Cost-benefit analysis may be defined as a process of estimating good and bad sides of considered alternatives when deciding about a new project. In other words, it is a calculated process for finding the ratio between costs and benefits of a project and determining if it is worth its price. When the analysis is finished, it is known which project is better in terms of finance and anything else that might be important.

The part of cost-benefit analysis is putting a monetary value on things that are not measurable by money (for example, living in a city versus living in a country). While transferring the benefits into monetary values some of the meaning might be lost, but it is important that this can be done. Of course, the results are not as precise and there is always a risk because of the factors that simply can not be measurable.


Roughly speaking, cost-benefit analysis has two main purposes:

  1. Justification – determining if the decision will be the best among all the options;
  2. Comparing – comparing all the available options by cost and possible benefits.

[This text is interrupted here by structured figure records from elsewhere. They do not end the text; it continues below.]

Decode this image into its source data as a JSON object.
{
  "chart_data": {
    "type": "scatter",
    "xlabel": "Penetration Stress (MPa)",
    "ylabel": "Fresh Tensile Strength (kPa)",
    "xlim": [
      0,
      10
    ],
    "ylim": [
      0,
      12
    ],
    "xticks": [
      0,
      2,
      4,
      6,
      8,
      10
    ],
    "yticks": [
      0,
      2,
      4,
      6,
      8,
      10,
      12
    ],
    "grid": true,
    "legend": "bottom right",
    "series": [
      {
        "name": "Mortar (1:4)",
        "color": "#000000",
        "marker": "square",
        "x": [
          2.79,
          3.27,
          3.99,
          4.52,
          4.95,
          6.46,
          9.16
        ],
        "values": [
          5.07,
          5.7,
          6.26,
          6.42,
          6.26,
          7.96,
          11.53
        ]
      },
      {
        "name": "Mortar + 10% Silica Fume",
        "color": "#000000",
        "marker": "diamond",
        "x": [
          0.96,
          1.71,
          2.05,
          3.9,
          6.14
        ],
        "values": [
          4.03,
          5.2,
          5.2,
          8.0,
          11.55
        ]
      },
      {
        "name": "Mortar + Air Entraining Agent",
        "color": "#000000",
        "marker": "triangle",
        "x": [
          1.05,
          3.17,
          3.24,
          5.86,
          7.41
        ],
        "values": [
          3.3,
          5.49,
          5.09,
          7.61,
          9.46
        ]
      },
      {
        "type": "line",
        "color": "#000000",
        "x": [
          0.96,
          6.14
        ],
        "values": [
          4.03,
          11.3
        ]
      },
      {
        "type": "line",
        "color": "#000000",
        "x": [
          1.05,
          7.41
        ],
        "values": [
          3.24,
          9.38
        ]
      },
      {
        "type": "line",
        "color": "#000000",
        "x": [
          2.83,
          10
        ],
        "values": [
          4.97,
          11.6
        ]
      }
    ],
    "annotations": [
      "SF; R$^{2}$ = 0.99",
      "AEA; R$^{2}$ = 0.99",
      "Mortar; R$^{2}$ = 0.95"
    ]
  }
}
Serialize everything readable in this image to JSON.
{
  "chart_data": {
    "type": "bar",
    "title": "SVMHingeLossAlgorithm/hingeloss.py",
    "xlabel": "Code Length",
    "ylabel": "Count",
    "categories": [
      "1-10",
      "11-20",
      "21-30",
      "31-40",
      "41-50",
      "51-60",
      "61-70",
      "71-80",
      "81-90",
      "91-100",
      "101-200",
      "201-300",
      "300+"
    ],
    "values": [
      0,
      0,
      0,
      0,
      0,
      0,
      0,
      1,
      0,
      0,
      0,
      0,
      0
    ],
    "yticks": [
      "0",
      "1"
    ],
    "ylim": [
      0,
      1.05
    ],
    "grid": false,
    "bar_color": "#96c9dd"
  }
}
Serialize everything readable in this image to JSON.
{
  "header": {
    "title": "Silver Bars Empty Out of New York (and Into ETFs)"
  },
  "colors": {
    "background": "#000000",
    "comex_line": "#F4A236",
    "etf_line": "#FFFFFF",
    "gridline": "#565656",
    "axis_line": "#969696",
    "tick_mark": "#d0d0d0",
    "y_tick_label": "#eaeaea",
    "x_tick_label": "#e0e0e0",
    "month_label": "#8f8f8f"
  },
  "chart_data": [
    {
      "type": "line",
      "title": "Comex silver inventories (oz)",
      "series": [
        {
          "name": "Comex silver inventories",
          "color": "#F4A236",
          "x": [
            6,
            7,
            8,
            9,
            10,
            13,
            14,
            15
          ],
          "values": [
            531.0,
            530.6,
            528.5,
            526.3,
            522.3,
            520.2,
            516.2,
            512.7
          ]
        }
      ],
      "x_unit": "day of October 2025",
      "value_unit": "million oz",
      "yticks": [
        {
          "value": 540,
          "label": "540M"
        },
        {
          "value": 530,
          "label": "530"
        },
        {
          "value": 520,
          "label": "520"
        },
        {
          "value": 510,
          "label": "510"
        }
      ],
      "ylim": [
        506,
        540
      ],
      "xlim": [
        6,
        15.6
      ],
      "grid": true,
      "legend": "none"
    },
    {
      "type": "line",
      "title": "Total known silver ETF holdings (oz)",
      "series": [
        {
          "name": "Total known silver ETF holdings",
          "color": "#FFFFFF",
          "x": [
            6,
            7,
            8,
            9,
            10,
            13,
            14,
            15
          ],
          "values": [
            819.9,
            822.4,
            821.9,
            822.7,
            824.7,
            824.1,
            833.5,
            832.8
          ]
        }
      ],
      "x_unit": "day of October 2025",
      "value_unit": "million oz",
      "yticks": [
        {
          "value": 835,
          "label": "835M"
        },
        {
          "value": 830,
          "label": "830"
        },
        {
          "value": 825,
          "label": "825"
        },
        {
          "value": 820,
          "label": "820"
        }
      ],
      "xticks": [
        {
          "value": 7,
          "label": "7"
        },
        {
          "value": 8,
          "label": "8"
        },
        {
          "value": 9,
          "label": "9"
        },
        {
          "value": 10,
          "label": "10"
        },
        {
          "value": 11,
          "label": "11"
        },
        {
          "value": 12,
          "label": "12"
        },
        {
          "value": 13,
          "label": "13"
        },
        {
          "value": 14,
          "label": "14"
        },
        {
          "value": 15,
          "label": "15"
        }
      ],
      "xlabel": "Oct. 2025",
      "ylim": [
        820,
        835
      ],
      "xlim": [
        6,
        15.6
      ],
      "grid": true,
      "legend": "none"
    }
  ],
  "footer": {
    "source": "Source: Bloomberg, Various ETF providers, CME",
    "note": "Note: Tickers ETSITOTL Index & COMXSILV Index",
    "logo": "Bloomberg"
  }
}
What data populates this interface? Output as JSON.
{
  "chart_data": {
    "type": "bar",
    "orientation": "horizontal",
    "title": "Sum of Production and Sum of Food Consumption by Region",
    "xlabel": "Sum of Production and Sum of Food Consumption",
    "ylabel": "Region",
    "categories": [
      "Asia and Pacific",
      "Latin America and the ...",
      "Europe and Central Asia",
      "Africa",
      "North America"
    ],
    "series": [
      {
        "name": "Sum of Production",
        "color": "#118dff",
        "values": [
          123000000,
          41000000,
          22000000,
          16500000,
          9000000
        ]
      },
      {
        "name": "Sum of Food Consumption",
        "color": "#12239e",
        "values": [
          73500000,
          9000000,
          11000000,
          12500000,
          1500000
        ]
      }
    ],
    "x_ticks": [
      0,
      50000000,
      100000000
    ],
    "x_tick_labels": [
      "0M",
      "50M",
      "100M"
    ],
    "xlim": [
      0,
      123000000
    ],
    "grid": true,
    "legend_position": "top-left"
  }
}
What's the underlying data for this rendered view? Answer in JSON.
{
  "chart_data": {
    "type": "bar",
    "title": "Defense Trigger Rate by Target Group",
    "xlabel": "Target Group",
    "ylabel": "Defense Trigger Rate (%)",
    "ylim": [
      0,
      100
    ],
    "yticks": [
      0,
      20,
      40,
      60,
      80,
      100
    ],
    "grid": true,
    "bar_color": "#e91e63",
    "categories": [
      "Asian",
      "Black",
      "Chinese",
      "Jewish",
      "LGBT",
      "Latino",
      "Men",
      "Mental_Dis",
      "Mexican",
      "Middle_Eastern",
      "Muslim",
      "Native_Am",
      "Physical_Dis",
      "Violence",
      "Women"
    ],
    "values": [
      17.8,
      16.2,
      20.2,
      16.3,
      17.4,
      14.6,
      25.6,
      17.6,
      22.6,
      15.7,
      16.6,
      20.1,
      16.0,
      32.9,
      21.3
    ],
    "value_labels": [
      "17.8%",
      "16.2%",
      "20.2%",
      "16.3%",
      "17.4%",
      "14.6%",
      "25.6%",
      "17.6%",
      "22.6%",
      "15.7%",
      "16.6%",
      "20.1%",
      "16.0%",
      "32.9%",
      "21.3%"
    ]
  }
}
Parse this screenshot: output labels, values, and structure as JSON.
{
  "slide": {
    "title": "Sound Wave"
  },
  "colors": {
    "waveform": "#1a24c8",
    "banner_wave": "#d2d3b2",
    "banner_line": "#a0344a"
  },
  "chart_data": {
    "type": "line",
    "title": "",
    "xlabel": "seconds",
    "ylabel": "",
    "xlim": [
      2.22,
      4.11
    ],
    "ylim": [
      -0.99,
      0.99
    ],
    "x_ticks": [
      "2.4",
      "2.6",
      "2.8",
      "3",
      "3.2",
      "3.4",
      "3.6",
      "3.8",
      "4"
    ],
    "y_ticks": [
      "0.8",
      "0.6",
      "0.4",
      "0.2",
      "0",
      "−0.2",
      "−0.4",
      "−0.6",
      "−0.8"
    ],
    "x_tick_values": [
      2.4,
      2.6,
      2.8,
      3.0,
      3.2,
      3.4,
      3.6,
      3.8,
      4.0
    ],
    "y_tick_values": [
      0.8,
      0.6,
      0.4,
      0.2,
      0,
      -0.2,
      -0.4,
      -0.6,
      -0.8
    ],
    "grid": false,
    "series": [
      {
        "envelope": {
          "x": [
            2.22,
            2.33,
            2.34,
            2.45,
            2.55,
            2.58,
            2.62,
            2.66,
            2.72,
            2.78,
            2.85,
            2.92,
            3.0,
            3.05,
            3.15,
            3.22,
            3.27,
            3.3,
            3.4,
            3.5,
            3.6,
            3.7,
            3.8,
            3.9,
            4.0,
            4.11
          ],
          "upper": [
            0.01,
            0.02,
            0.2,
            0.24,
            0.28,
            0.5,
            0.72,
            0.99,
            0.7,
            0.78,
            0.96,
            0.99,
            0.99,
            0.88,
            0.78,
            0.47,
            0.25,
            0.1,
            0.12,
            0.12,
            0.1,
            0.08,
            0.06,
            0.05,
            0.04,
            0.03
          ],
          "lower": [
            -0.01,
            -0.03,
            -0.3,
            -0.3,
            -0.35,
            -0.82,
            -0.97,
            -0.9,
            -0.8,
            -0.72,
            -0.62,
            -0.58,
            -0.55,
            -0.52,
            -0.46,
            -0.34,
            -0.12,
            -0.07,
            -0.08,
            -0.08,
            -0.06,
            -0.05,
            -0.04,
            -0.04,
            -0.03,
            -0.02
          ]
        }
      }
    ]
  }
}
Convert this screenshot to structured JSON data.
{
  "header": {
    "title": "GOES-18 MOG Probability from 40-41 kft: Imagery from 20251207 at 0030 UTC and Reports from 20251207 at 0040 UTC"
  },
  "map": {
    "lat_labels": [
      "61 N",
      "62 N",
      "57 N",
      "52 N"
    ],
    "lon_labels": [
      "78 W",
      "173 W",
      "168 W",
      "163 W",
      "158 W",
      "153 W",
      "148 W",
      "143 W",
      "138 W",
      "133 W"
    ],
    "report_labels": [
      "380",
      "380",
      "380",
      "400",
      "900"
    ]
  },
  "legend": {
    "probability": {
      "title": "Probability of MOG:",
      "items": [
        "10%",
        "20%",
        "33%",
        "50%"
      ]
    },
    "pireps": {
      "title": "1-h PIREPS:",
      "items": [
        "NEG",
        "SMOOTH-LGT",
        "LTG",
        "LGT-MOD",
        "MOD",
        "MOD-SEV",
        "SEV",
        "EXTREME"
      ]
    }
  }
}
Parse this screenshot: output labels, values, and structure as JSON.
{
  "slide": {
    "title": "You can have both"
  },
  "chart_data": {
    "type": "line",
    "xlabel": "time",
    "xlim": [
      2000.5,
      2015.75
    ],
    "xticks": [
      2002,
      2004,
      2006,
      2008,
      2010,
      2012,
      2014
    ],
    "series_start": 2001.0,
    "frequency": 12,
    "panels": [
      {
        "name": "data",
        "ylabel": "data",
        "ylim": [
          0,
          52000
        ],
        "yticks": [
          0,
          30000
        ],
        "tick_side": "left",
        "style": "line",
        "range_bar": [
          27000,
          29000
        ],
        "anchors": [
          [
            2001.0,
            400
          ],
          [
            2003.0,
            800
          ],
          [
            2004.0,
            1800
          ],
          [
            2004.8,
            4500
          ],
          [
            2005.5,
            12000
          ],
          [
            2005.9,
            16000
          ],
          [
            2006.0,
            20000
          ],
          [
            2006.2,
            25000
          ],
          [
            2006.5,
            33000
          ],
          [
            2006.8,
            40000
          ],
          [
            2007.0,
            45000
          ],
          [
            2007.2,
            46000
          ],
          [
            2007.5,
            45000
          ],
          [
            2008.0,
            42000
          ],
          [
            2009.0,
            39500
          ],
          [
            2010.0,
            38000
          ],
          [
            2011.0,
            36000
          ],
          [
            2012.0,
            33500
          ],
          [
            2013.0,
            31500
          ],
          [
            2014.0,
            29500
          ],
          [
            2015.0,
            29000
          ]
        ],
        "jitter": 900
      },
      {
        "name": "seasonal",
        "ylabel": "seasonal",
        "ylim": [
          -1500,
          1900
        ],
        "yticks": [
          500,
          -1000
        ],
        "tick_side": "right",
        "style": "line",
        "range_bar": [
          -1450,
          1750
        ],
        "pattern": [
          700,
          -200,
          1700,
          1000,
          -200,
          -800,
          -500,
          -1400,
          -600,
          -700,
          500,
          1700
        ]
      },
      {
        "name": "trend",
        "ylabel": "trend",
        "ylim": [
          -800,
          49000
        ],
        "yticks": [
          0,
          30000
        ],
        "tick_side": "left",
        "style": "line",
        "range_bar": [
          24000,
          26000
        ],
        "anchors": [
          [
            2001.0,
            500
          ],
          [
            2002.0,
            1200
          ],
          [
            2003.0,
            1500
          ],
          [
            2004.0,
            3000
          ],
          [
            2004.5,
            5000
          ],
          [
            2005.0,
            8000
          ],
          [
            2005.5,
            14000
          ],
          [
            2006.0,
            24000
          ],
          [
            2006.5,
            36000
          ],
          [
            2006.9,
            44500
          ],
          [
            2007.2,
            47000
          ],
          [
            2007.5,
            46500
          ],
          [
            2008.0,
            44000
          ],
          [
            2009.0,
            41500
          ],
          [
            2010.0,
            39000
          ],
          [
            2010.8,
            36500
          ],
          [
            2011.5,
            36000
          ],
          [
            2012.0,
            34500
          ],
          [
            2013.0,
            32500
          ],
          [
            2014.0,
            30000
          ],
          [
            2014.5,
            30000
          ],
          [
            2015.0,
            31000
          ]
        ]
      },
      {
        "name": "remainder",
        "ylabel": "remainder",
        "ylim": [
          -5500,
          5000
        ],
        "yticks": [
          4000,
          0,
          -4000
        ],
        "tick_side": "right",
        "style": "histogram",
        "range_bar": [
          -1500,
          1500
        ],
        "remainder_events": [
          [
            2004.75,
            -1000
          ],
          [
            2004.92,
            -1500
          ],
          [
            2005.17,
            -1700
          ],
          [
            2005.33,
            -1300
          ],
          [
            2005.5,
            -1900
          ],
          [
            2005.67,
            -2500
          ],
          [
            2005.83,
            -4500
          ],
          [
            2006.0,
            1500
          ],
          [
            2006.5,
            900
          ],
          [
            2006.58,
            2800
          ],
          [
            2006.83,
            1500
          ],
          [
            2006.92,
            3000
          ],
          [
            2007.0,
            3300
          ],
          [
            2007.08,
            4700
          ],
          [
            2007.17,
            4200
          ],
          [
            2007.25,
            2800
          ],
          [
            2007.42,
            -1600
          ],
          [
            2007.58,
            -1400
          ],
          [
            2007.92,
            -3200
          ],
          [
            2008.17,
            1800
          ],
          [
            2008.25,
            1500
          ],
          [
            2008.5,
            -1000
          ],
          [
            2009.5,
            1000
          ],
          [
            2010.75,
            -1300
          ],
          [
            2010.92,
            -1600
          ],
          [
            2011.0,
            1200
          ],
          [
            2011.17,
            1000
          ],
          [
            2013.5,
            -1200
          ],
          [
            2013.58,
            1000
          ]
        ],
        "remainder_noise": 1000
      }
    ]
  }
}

Those purposes can not really be separated one from another. The result of comparing is getting the answer to the question: which of the options is the best? The result of justification is getting the answer to the question: is the given option the best possible? These two processes can give the best results when combined.


Practical application of the cost-benefit analysis started as a result of the stimulus by the Federal Navigation Act from 1936. It has required that waterway system projects should be given to those with the best offer in terms of price and quality. That is the first known example of cost-benefit analysis as it is defined today.

Cost-benefit analysis has a wide usage. It is used in private business sector, as well as in the governments and many more organizations. The purpose of cost-benefit analysis is to predict if the benefits of the investment will be greater than its cost and it can be used in many fields of industry, science, technology etc.

Cost-effectiveness analysis

In order to get the most objective results, cost-benefit analysis presents its findings in monetary terms. However, there are some fields whose worth can’t be measured by money, for example medicine and health services. Cost-effectiveness analysis’ results are presented in the form of a ratio and a formula is slightly more complicated since there are many factors involved.